The abolition of foot binding was one of several measures adopted by the new regime to greatly enhance the status of Chinese women. "Liberation" for most Chinese women only occurred after the success of the Revolution, but women played a major role within the CCP from its inception in the early 1920s. Their enhanced status is evident in the role that thirty women, chosen by the party, played in the historic Long March of 1934 and 1935. Their stories are portrayed in author Dean King's recent book, Unbound: A True Story of War, Love, and Survival. King portrays not only the struggle of these women to support the desperate attempt of the Chinese "Red" Army to escape Nationalist and other enemy forces, but also their former lives of servitude, poverty, arranged marriage, and bound feet. The story of these women is also the story of those women who joined the Communist crusade in the late 1920s and 1930s and who dedicated their lives to the early Communist revolution.
The story of the Long March is well known. At this time the 86,000 man Red Army, surrounded in southeastern China by perhaps as many as a million Nationalist troops, broke through enemy lines and began a 4,000 heroic march to the safety of northwestern China. Only a few thousand marchers survived the ordeal through treacherous terrain, constant attacks by Nationalist and other forces, and terrible weather.

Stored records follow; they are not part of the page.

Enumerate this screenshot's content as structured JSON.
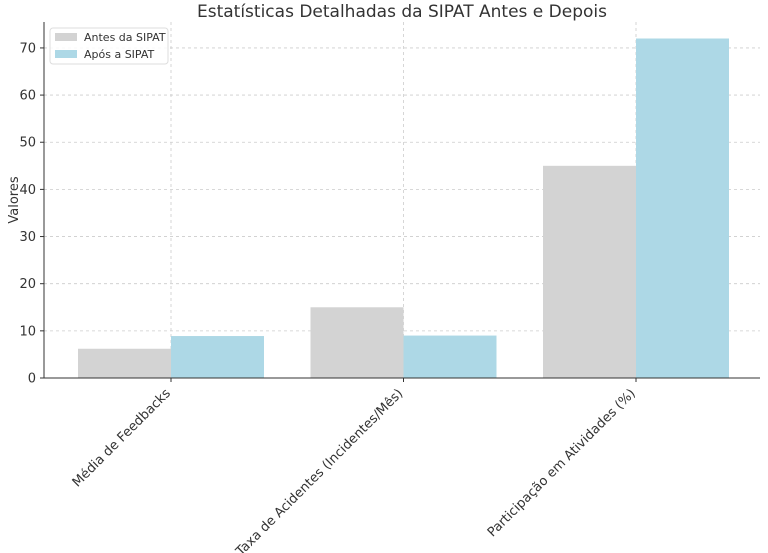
{
  "chart_data": {
    "type": "bar",
    "title": "Estatísticas Detalhadas da SIPAT Antes e Depois",
    "xlabel": "",
    "ylabel": "Valores",
    "categories": [
      "Média de Feedbacks",
      "Taxa de Acidentes (Incidentes/Mês)",
      "Participação em Atividades (%)"
    ],
    "series": [
      {
        "name": "Antes da SIPAT",
        "values": [
          6.2,
          15,
          45
        ],
        "color": "#d3d3d3"
      },
      {
        "name": "Após a SIPAT",
        "values": [
          8.9,
          9,
          72
        ],
        "color": "#add8e6"
      }
    ],
    "ylim": [
      0,
      75.5
    ],
    "yticks": [
      "0",
      "10",
      "20",
      "30",
      "40",
      "50",
      "60",
      "70"
    ],
    "grid": true,
    "legend_position": "top-left"
  }
}
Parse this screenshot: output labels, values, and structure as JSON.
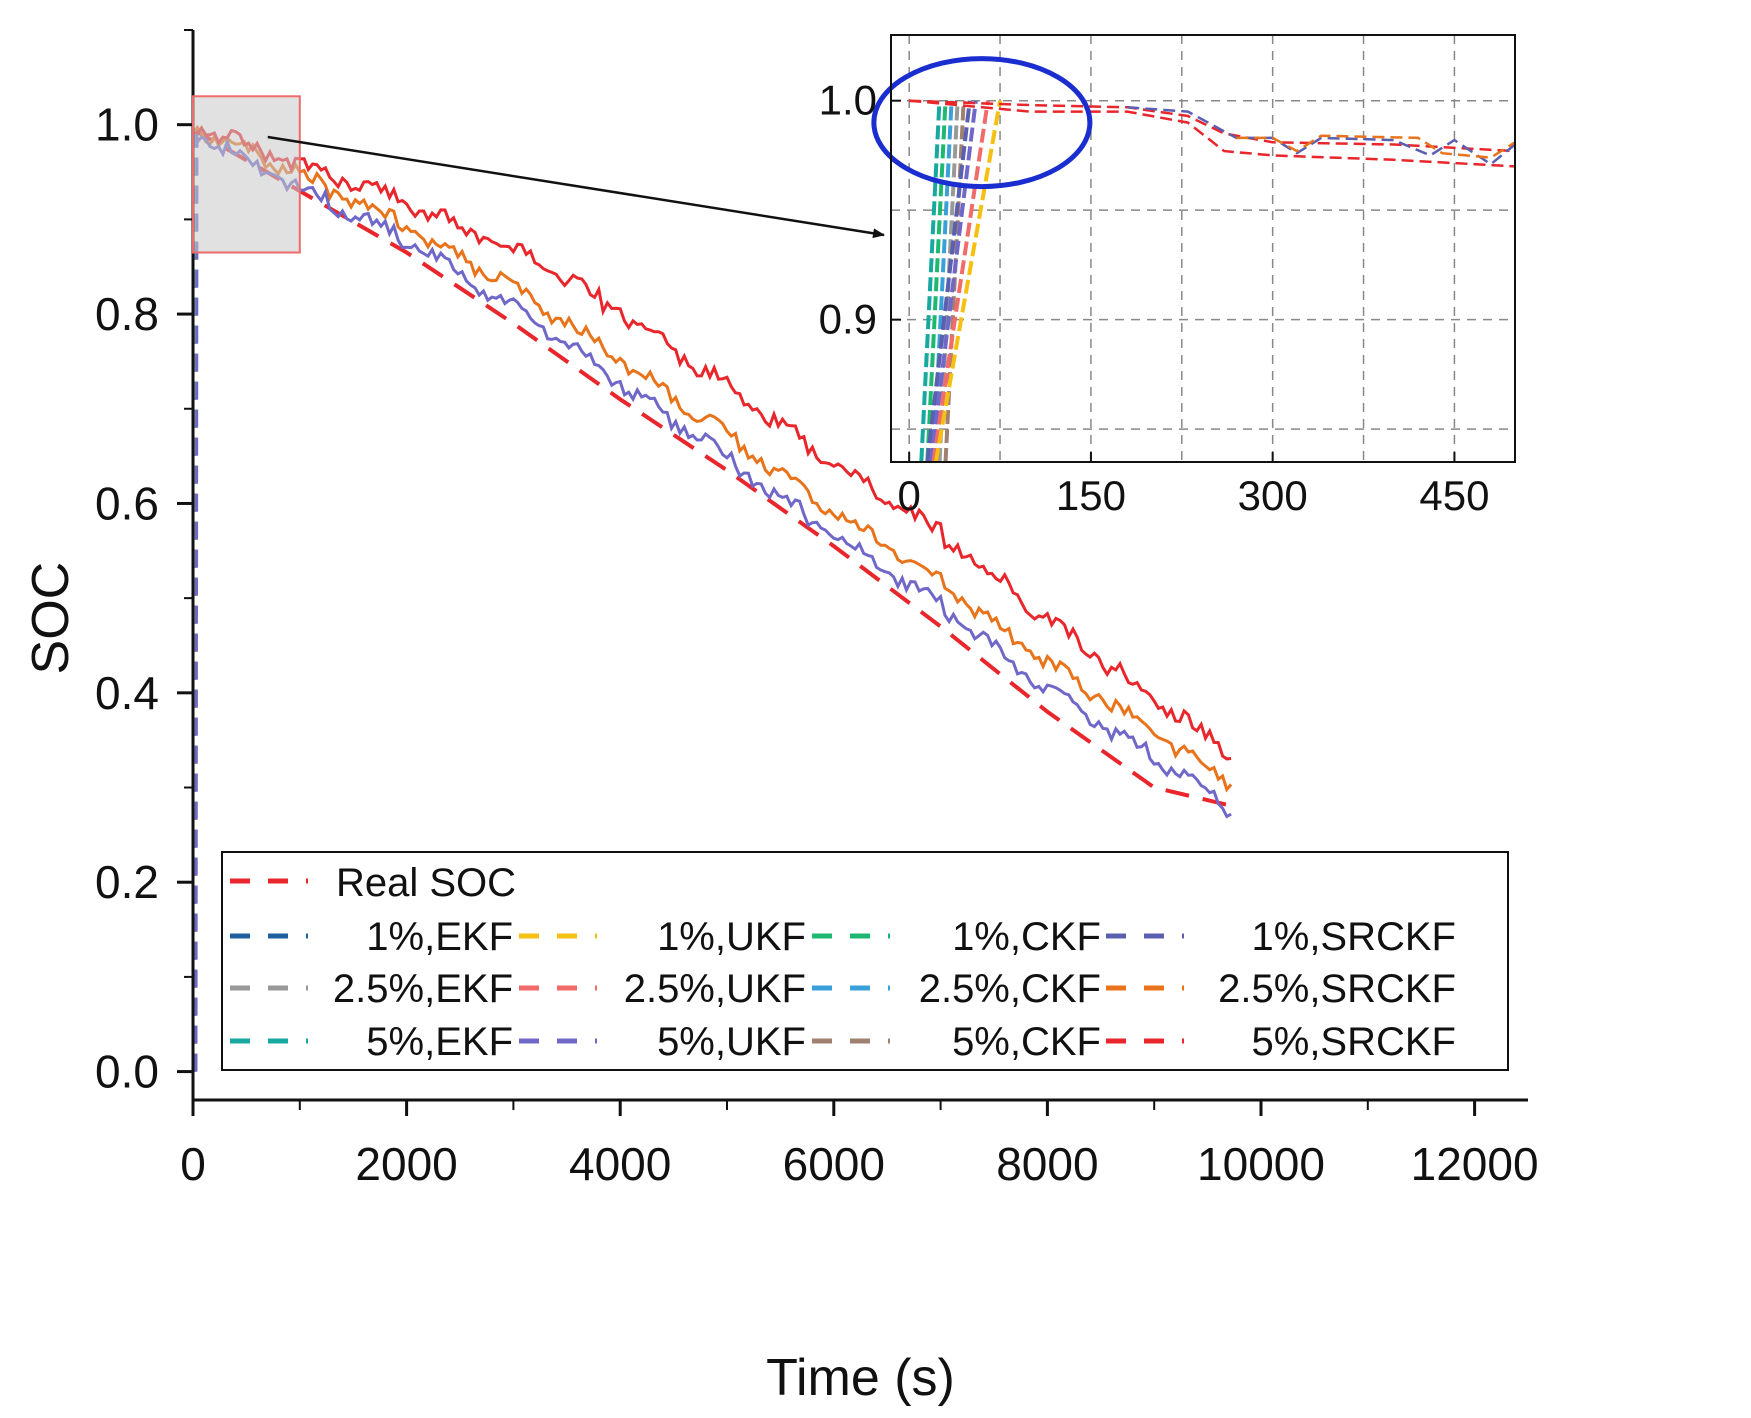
{
  "chart_data": [
    {
      "type": "line",
      "xlabel": "Time (s)",
      "ylabel": "SOC",
      "xlim": [
        0,
        12500
      ],
      "ylim": [
        -0.03,
        1.1
      ],
      "x_ticks": [
        0,
        2000,
        4000,
        6000,
        8000,
        10000,
        12000
      ],
      "x_tick_labels": [
        "0",
        "2000",
        "4000",
        "6000",
        "8000",
        "10000",
        "12000"
      ],
      "y_ticks": [
        0.0,
        0.2,
        0.4,
        0.6,
        0.8,
        1.0
      ],
      "y_tick_labels": [
        "0.0",
        "0.2",
        "0.4",
        "0.6",
        "0.8",
        "1.0"
      ],
      "zoom_region": {
        "x": [
          0,
          1000
        ],
        "y": [
          0.865,
          1.03
        ]
      },
      "legend": {
        "position": "bottom-inside",
        "header": {
          "label": "Real SOC",
          "color": "#e8262b"
        },
        "entries": [
          {
            "label": "1%,EKF",
            "color": "#1f5fa0"
          },
          {
            "label": "1%,UKF",
            "color": "#f5c010"
          },
          {
            "label": "1%,CKF",
            "color": "#1fb870"
          },
          {
            "label": "1%,SRCKF",
            "color": "#5a5fb0"
          },
          {
            "label": "2.5%,EKF",
            "color": "#999999"
          },
          {
            "label": "2.5%,UKF",
            "color": "#f26b6b"
          },
          {
            "label": "2.5%,CKF",
            "color": "#3aa0d8"
          },
          {
            "label": "2.5%,SRCKF",
            "color": "#e8731a"
          },
          {
            "label": "5%,EKF",
            "color": "#17a8a0"
          },
          {
            "label": "5%,UKF",
            "color": "#7068c8"
          },
          {
            "label": "5%,CKF",
            "color": "#a08070"
          },
          {
            "label": "5%,SRCKF",
            "color": "#e8262b"
          }
        ]
      },
      "series": [
        {
          "name": "Real SOC",
          "color": "#e8262b",
          "dash": true,
          "noise": 0,
          "x": [
            0,
            1000,
            2000,
            3000,
            4000,
            5000,
            6000,
            7000,
            8000,
            9000,
            9750
          ],
          "values": [
            0.995,
            0.93,
            0.865,
            0.79,
            0.71,
            0.635,
            0.555,
            0.47,
            0.38,
            0.3,
            0.28
          ]
        },
        {
          "name": "2.5%,SRCKF estimate",
          "color": "#e8731a",
          "dash": false,
          "noise": 0.012,
          "x": [
            0,
            1000,
            2000,
            3000,
            4000,
            5000,
            6000,
            7000,
            8000,
            9000,
            9750
          ],
          "values": [
            0.995,
            0.945,
            0.89,
            0.825,
            0.75,
            0.67,
            0.59,
            0.515,
            0.43,
            0.355,
            0.3
          ]
        },
        {
          "name": "5%,UKF estimate",
          "color": "#7068c8",
          "dash": false,
          "noise": 0.012,
          "x": [
            0,
            1000,
            2000,
            3000,
            4000,
            5000,
            6000,
            7000,
            8000,
            9000,
            9750
          ],
          "values": [
            0.99,
            0.93,
            0.875,
            0.805,
            0.725,
            0.645,
            0.565,
            0.49,
            0.4,
            0.33,
            0.27
          ]
        },
        {
          "name": "5%,SRCKF estimate",
          "color": "#e8262b",
          "dash": false,
          "noise": 0.014,
          "x": [
            0,
            1000,
            2000,
            3000,
            4000,
            5000,
            6000,
            7000,
            8000,
            9000,
            9750
          ],
          "values": [
            0.995,
            0.955,
            0.915,
            0.865,
            0.8,
            0.72,
            0.64,
            0.565,
            0.475,
            0.39,
            0.33
          ]
        }
      ]
    },
    {
      "type": "line",
      "role": "inset",
      "xlim": [
        -15,
        500
      ],
      "ylim": [
        0.835,
        1.03
      ],
      "x_ticks": [
        0,
        150,
        300,
        450
      ],
      "x_tick_labels": [
        "0",
        "150",
        "300",
        "450"
      ],
      "x_minor_ticks": [
        75,
        225,
        375
      ],
      "y_ticks": [
        0.9,
        1.0
      ],
      "y_tick_labels": [
        "0.9",
        "1.0"
      ],
      "y_grid": [
        0.85,
        0.9,
        0.95,
        1.0
      ],
      "grid": true,
      "highlight": {
        "shape": "ellipse",
        "color": "#1a2ed0",
        "center": [
          60,
          0.99
        ],
        "note": "convergence region"
      },
      "series": [
        {
          "name": "Real SOC",
          "color": "#e8262b",
          "x": [
            0,
            100,
            180,
            230,
            260,
            300,
            400,
            500
          ],
          "values": [
            1.0,
            0.998,
            0.997,
            0.993,
            0.985,
            0.981,
            0.98,
            0.977
          ]
        },
        {
          "name": "Real SOC (lower)",
          "color": "#e8262b",
          "x": [
            0,
            100,
            180,
            230,
            260,
            300,
            400,
            500
          ],
          "values": [
            1.0,
            0.995,
            0.995,
            0.99,
            0.977,
            0.975,
            0.973,
            0.97
          ]
        },
        {
          "name": "5%,UKF",
          "color": "#5a5fb0",
          "x": [
            180,
            230,
            270,
            300,
            320,
            340,
            400,
            430,
            450,
            480,
            500
          ],
          "values": [
            0.997,
            0.995,
            0.983,
            0.983,
            0.976,
            0.983,
            0.982,
            0.975,
            0.982,
            0.971,
            0.98
          ]
        },
        {
          "name": "2.5%,SRCKF",
          "color": "#e8731a",
          "x": [
            270,
            300,
            320,
            340,
            420,
            440,
            480,
            500
          ],
          "values": [
            0.983,
            0.983,
            0.977,
            0.984,
            0.983,
            0.976,
            0.974,
            0.981
          ]
        }
      ],
      "converging_traces": [
        {
          "color": "#17a8a0",
          "x_start": 10,
          "x_end": 25
        },
        {
          "color": "#1fb870",
          "x_start": 15,
          "x_end": 30
        },
        {
          "color": "#3aa0d8",
          "x_start": 20,
          "x_end": 35
        },
        {
          "color": "#999999",
          "x_start": 25,
          "x_end": 40
        },
        {
          "color": "#a08070",
          "x_start": 30,
          "x_end": 45
        },
        {
          "color": "#5a5fb0",
          "x_start": 15,
          "x_end": 50
        },
        {
          "color": "#7068c8",
          "x_start": 18,
          "x_end": 55
        },
        {
          "color": "#f26b6b",
          "x_start": 20,
          "x_end": 65
        },
        {
          "color": "#f5c010",
          "x_start": 22,
          "x_end": 75
        }
      ]
    }
  ]
}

King's more focused account sees the march through the eyes of these women--a diverse group that included Ma Yixang, 11, a peasant girl sold by her family; Jin "Ah Jin" Weiying, 30, a college-educated teacher who became active in the Chinese labor movement; and Zhou "Young Orchid" Shaolan, 17, a nurse who refused to be left behind when the army tried to send her home. We see the march from their perspective-- their heroic work to nurse injured men back to health, their romantic attachments, their pregnancies and the several babies born on the march that they had to leave behind, and their later involvement in CCP politics. The women recall romantic attachments, political awakenings, and service in the army and later in Communist politics.
Dean King, who spent five years in China researching this book, visiting China, and interviewing scores of Chinese historians and march survivors, presents a fascinating view not only of the Long March itself, but also of the role of women in the early years of the Communist movement. The author offers a very graphic picture of the day-to-day hardships and struggle to survive. We see thousands of marchers die either in battle or from illness and fatigue. We meet the various, often hostile, people the marchers encountered en route. King, more than any other writer, recaptures the drama and flavor of this momentous time in Chinese history. King concludes his work by describing the lives of the heroic women who survived and who ironically lost their status as heroes during the horrors of the Cultural Revolution of the late 1960s and early 1970s. Unbound is a must read for any student of modern Chinese history and ranks with Red Star Over China as one of the classic narratives of the early days of the CCP.